When I was younger, I could remember anything, whether it happened or not.- Mark Twain
I know celebrating a birthday is a bourgeois idea. But in a capitalist society we desperately seek ways to maintain a sense of identity and purpose. Once a year we want people to remember us as individuals even though we need to see ourselves as part of larger communities.
Well January 30 is my birthday. I was born in 1940, a year before the United States formally entered World War II, and nine months before Franklin Roosevelt was elected to his third term as president.
Ever since I was a kid I knew I was connected to the personage of FDR because WE HAD THE SAME BIRTH DATE! This connection was formalized in 1942 when an aunt of mine who had been the press agent of "fan dancer" Sally Rand in the 1930s got a picture of me dressed in a soldier suit in the old Chicago Sun. The picture showed me in uniform, celebrating my birthday the same day President Roosevelt was celebrating his.
In another Chicago paper a whole story connected me with the President:
"PATRIOT 2, HOLDS SOLDIERLY BIRTHDAY
This is the birthday of the president of the United States and it is also the birthday of Harry Targ 2....Harry, with some help friom his elders, is to have a special kind of birthday party, for which he has organized what he calls the Junior Soldiers Corps..."

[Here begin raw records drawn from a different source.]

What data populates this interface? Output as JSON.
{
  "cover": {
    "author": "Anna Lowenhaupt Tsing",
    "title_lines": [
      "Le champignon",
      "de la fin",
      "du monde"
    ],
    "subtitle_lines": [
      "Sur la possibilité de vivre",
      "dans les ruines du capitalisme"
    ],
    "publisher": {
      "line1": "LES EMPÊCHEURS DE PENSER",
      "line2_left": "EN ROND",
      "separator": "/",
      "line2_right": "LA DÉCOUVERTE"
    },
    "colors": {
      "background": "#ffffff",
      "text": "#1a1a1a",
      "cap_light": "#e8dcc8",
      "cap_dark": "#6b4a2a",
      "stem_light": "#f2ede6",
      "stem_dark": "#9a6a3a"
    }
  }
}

So I grew up pridefully connecting myself to this great President. Probably my aunt's efforts to give this 2 year old some visibility shaped my political consciousness and self-concept. (Unfortunately when I showed the picture and story to my draft board in the 1960s arguing that I had already worn the uniform of the United States army back in 1942 my appeal for deferment based on prior service was denied).
All was well with my self-concept until the new century when trivial information became more readily available to us all. I was able to google birth dates and their significance. I discovered two that were very troubling. First, on January 30, 1933 President Hindenburg appointed Adolf Hitler Chancellor of Germany. And if that wasn't bad enough, I discovered that former Vice President Dick Cheney was born on January 30, 1941.
So this year I celebrate my birthday confused and dismayed. Maybe in the end I need to come to grips with the fact that celebrating birthdays is at best frivolous and at worst depressing.